И девочка вздохнула с облегчением, потому что то, что она услышала, утешило ее тоску по Солу. Ее детство уходило от нее, и она больше не слышала звуки так отчетливо. Она помнила время, когда слышала шажки мухи по оконному стеклу и музыку звезд. Но сегодня вечером ей приходилось вслушиваться очень внимательно, чтобы разобрать, что именно говорит комната, и, может быть, со временем она забудет, что было сказано. Но она будет помнить, что ей нашептали что-то полное успокоения, что-то о возврате детских ощущений: слышать снова, видеть снова, только еще яснее, чем прежде. И вовсе не плохо быть женщиной, в этом даже есть свои преимущества. Стелла подумала о невесте и женихе, стоявших здесь вместе после свадьбы, и о ребенке в колыбели и улыбнулась, продолжая вышивать.
2
Мужчина, который сидел, закутавшись в плащ, под тисовым деревом, глядя в море, вздохнул и неохотно поднялся, как бы отрицая утверждение, что сидеть на улице в декабрьские сумерки не самое мудрое поведение для человека, недавно оправившегося от болезни. Доктор несомненно запретил бы эту прогулку, если бы он был дома. Но все же вечер был таким же целительным, как весна, и вряд ли мог ему повредить.
Ему нужно было вернуться на это место, побыть здесь, напрячь мышцы, прислушаться к тишине, к окружающей музыке, которую он уже не мог слышать, коснуться пальцами отметины на камне. Когда человек поднялся, чтобы идти, он увидел овец, доверчиво собравшихся вокруг него, и удивился этому. Опираясь на палочку, позаимствованную у доктора, чтобы легче было взбираться на холм, он двигался среди них, словно настоящий пастух. Спускаясь с холма, он заметил теплое зарево камина и пламя свечей в окнах маленькой гостиной. Была ли там Стелла? Он пересек тропинку, ускорил шаг и вошел в сад. Он двигался среди тисовых деревьев совсем бесшумно до тех пор, пока не смог заглянуть в маленькую зеленую гостиную.
Она была там, склонившая голову над своим шитьем и похожая на сказочную принцессу в замке. Открытая шкатулка для рукоделия стояла на подставке сбоку, пламя свечи бросало отблеск на серебро рога, висевшего на стене. Мужчина снова был влюблен, и его душа сияла в глазах, когда он смотрел. Он стоял неподвижно, может быть, минут десять, а потом, как это часто бывает с влюбленными, вдруг опомнился и покраснел. Правильно ли он делал, что шпионил за ней? Это было отвратительно! Мужчина резко оглянулся и, внезапно негромко вскрикнув, снова ушел в тень.
Кто шел там, чьи шаги раздавались в саду, кто поднимал засов на воротах, на чьем серебряном шлеме блистала луна, у кого в кудрях пылала огромная малиновая роза? Может быть, это и был владелец сказочного рога, пришедший в замок своей королевны, чтобы потребовать его?
Молодой рыцарь прошел по садовой дорожке, и аббат разглядел малиновую полосу на его плаще, но тут его внимание было привлечено большущим зеленым драконом, застрявшим в воротах. Ему прищемило хвост, и дракон громко шипел и ругался, пытаясь освободиться.
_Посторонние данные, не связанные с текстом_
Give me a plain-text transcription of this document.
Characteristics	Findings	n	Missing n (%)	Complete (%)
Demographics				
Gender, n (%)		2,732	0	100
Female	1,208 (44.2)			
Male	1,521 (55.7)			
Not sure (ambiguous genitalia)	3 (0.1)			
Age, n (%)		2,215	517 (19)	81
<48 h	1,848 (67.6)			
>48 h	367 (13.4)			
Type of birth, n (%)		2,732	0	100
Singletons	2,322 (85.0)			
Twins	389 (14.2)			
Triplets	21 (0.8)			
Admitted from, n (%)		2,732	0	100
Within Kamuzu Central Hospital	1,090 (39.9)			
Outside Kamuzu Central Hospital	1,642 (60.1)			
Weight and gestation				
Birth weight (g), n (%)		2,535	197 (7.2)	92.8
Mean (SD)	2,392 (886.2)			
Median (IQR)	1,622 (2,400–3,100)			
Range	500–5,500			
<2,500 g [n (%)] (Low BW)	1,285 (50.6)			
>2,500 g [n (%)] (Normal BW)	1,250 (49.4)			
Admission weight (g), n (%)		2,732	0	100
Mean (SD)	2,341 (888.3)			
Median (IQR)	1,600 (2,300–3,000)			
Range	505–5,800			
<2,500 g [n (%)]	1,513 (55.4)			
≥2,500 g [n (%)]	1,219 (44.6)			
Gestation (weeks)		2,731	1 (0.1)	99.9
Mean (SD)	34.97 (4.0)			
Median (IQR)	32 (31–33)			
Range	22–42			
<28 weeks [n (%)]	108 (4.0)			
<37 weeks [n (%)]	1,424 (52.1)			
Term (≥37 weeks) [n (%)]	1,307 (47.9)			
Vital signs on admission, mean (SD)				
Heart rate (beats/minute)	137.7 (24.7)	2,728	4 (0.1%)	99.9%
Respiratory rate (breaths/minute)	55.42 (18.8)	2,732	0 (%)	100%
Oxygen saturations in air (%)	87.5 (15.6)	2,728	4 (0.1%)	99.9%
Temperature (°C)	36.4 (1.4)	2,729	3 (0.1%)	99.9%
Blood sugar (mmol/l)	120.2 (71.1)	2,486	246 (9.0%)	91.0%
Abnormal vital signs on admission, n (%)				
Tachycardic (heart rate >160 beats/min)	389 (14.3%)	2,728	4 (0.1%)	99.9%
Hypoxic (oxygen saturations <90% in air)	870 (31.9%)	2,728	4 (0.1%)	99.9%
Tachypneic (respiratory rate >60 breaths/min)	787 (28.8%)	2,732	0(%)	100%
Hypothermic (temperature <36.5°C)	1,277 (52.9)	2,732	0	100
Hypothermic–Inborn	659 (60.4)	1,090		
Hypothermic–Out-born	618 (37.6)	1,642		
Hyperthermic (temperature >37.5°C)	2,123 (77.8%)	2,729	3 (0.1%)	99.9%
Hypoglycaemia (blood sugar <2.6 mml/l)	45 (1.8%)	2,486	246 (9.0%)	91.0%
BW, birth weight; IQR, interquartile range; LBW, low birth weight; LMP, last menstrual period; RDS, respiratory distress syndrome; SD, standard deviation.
Стелла услышала шум, посмотрела в окно и, выскочив из гостиной, появилась в дверях, радостно хлопая в ладоши.
— Святой Георгий! — закричала она. — Святой Георгий! Счастливого Рождества!
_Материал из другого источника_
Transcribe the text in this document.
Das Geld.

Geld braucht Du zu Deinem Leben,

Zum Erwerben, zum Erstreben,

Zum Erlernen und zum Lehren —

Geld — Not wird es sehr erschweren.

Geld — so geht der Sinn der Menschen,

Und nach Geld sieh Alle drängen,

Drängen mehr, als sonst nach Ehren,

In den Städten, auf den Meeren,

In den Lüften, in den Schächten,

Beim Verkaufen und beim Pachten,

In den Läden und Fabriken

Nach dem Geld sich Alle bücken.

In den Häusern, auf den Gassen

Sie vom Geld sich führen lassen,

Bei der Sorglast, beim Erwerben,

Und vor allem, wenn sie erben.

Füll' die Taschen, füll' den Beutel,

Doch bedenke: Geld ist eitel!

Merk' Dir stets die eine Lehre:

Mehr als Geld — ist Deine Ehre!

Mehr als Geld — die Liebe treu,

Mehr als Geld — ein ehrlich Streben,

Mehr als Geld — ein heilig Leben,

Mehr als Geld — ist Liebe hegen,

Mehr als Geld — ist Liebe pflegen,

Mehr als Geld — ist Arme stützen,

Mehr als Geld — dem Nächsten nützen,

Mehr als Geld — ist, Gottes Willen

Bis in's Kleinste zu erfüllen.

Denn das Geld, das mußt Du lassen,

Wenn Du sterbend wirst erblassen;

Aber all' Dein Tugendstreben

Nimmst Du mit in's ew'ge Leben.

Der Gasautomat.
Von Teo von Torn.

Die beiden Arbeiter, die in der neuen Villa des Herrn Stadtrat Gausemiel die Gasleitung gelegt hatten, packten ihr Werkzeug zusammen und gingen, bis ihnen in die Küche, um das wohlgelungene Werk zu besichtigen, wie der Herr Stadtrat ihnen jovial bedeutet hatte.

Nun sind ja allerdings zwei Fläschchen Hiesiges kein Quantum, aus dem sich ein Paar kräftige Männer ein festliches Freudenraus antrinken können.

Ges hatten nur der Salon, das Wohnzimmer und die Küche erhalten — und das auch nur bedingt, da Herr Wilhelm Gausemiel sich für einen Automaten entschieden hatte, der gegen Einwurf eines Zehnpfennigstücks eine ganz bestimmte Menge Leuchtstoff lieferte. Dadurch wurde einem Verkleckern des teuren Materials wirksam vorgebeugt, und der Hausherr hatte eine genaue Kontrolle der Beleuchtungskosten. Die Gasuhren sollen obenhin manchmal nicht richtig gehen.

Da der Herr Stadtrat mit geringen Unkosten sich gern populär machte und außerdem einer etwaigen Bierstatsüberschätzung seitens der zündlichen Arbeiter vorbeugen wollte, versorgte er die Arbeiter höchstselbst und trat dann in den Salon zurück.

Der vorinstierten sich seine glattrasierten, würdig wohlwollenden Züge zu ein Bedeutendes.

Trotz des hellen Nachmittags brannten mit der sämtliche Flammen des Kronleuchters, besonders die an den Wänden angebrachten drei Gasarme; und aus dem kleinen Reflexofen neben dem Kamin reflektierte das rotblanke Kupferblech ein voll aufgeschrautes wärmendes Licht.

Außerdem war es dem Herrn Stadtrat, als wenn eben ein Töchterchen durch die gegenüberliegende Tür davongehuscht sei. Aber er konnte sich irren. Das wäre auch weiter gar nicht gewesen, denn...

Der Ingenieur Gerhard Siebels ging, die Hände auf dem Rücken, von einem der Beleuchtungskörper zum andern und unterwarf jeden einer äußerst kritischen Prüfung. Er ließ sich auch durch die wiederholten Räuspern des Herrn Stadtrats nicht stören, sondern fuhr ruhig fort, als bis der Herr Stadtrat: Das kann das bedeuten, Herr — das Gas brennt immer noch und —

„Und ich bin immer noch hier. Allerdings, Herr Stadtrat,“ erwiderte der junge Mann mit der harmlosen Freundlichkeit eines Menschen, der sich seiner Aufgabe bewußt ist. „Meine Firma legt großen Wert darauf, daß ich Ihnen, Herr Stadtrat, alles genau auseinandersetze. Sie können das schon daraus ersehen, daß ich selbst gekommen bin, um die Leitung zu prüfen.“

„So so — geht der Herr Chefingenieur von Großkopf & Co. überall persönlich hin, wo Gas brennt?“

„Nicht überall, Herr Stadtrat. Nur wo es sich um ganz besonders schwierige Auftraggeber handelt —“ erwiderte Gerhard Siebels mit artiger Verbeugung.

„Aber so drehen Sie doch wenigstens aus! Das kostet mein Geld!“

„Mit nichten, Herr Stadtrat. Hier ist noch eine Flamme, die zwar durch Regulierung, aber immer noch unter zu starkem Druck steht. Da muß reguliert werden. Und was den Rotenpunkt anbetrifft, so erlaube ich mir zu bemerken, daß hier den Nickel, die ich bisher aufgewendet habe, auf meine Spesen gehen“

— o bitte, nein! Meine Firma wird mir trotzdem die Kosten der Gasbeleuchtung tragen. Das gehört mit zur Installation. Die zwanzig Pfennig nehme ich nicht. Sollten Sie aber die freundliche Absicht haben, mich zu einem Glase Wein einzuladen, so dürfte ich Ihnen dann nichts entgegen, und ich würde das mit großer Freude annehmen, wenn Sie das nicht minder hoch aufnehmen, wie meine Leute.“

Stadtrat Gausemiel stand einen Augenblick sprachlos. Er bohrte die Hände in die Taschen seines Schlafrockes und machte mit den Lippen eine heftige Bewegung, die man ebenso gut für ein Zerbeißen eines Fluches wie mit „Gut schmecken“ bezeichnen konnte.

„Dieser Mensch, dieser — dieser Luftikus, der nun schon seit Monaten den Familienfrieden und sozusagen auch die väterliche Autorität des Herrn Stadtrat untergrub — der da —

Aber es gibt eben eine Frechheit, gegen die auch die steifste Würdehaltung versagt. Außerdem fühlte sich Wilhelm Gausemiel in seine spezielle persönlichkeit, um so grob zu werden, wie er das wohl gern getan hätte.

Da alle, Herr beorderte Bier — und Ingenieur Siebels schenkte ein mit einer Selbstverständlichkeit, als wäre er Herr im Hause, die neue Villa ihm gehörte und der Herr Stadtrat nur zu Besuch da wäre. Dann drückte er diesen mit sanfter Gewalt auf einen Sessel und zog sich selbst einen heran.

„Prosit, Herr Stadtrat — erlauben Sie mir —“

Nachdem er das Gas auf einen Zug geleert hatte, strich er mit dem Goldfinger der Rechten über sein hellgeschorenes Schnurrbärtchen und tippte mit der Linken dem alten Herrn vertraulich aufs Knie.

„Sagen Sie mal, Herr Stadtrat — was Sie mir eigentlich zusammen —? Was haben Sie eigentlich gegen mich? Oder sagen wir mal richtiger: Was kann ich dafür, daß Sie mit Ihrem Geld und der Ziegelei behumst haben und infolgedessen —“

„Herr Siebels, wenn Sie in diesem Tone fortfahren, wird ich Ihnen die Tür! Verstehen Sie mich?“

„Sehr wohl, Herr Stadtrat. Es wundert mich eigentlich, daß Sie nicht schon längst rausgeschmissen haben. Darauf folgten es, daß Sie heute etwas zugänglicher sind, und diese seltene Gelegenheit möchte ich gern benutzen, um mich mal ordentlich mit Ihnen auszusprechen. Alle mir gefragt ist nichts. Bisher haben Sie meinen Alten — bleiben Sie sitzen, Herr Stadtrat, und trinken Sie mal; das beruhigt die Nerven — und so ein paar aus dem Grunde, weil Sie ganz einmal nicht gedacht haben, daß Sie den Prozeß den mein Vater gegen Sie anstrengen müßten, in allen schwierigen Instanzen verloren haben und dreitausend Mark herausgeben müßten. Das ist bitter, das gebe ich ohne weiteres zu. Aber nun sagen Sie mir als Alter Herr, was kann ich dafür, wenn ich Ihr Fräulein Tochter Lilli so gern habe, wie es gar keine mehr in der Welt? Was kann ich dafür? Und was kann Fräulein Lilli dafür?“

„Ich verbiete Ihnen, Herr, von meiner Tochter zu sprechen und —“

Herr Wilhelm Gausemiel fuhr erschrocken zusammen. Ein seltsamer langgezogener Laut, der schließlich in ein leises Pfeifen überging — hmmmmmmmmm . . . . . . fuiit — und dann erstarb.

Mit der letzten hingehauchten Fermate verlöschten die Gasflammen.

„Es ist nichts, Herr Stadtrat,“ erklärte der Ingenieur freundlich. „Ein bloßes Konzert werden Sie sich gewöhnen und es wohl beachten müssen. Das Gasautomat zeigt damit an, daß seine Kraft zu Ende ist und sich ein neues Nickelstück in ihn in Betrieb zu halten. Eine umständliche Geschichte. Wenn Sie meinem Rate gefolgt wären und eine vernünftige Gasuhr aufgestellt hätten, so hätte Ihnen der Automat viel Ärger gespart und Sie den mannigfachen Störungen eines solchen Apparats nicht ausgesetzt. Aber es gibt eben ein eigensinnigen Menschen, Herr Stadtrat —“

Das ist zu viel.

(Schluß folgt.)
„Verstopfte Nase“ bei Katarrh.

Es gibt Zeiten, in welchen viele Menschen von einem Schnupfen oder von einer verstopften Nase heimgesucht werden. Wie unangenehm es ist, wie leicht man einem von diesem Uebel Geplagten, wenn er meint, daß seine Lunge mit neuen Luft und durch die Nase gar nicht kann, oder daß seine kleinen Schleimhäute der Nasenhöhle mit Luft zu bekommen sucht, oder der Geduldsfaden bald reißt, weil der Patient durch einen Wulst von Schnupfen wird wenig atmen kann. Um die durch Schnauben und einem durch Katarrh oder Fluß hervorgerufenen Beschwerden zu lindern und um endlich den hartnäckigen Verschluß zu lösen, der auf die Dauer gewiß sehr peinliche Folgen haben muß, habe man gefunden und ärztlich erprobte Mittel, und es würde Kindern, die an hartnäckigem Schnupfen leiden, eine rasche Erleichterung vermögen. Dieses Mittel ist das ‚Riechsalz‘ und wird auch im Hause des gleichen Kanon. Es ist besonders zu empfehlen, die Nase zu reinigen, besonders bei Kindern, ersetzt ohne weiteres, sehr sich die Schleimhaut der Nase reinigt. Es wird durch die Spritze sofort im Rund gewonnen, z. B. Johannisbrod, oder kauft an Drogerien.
— Счастливого Рождества всем в Викаборо, — громко и сердечно, совсем по-девонширски ответил святой Георгий. — Ну, как твои успехи, барышня Стелла? Растет беверлийская женщина.
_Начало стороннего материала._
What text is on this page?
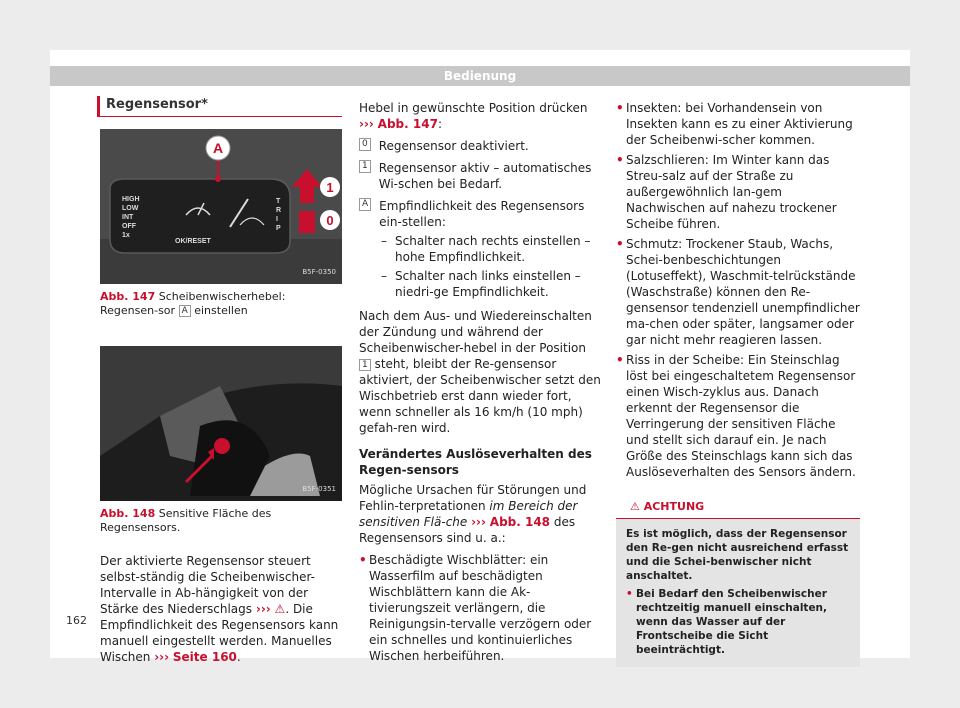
Bedienung
Regensensor*
A
HIGH
LOW
INT
OFF
1x
OK/RESET
T
R
I
P
1
0
B5F-0350
Abb. 147 Scheibenwischerhebel: Regensen-sor A einstellen
B5F-0351
Abb. 148 Sensitive Fläche des Regensensors.
Der aktivierte Regensensor steuert selbst-ständig die Scheibenwischer-Intervalle in Ab-hängigkeit von der Stärke des Niederschlags ››› ⚠. Die Empfindlichkeit des Regensensors kann manuell eingestellt werden. Manuelles Wischen ››› Seite 160.
Hebel in gewünschte Position drücken ››› Abb. 147:
0 Regensensor deaktiviert.
1 Regensensor aktiv – automatisches Wi-schen bei Bedarf.
A Empfindlichkeit des Regensensors ein-stellen:
– Schalter nach rechts einstellen – hohe Empfindlichkeit.
– Schalter nach links einstellen – niedri-ge Empfindlichkeit.
Nach dem Aus- und Wiedereinschalten der Zündung und während der Scheibenwischer-hebel in der Position 1 steht, bleibt der Re-gensensor aktiviert, der Scheibenwischer setzt den Wischbetrieb erst dann wieder fort, wenn schneller als 16 km/h (10 mph) gefah-ren wird.
Verändertes Auslöseverhalten des Regen-sensors
Mögliche Ursachen für Störungen und Fehlin-terpretationen im Bereich der sensitiven Flä-che ››› Abb. 148 des Regensensors sind u. a.:
• Beschädigte Wischblätter: ein Wasserfilm auf beschädigten Wischblättern kann die Ak-tivierungszeit verlängern, die Reinigungsin-tervalle verzögern oder ein schnelles und kontinuierliches Wischen herbeiführen.
• Insekten: bei Vorhandensein von Insekten kann es zu einer Aktivierung der Scheibenwi-scher kommen.
• Salzschlieren: Im Winter kann das Streu-salz auf der Straße zu außergewöhnlich lan-gem Nachwischen auf nahezu trockener Scheibe führen.
• Schmutz: Trockener Staub, Wachs, Schei-benbeschichtungen (Lotuseffekt), Waschmit-telrückstände (Waschstraße) können den Re-gensensor tendenziell unempfindlicher ma-chen oder später, langsamer oder gar nicht mehr reagieren lassen.
• Riss in der Scheibe: Ein Steinschlag löst bei eingeschaltetem Regensensor einen Wisch-zyklus aus. Danach erkennt der Regensensor die Verringerung der sensitiven Fläche und stellt sich darauf ein. Je nach Größe des Steinschlags kann sich das Auslöseverhalten des Sensors ändern.
⚠ ACHTUNG
Es ist möglich, dass der Regensensor den Re-gen nicht ausreichend erfasst und die Schei-benwischer nicht anschaltet.
• Bei Bedarf den Scheibenwischer rechtzeitig manuell einschalten, wenn das Wasser auf der Frontscheibe die Sicht beeinträchtigt.
162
Аббат, понимая, о чем идет речь, улыбнулся и ушел обратно в тень, чтобы незамеченным досмотреть счастливую сцену до конца. Он думал, что никогда уже не забудет зрелище освещенного луной дома с его высоким дымоходом, поднимающимся к первой звезде, широко, гостеприимно распахнутой дверью с вырывающимся наружу светом и яркими фигурами участников рождественского представления, идущих процессией среди тисовых деревьев, чтобы получить приветствие от девочки в вышитом розами платье, склоняющейся в реверансе перед каждой из сказочных фигур, которых она так хорошо знала. Святой Эндрю, Святой Патрик и Святой Давид, Аладин и Король Египта, Принц Датский с побледневшим лицом, шут в пестром колпаке с колокольчиками, старый добрый Дед Мороз и еще целая толпа странных творений, загримированных под духов и святых, с трубачом в алом плаще, замыкающим процессию. Этот последний герой остановился у передней двери, повернулся и радостно затрубил.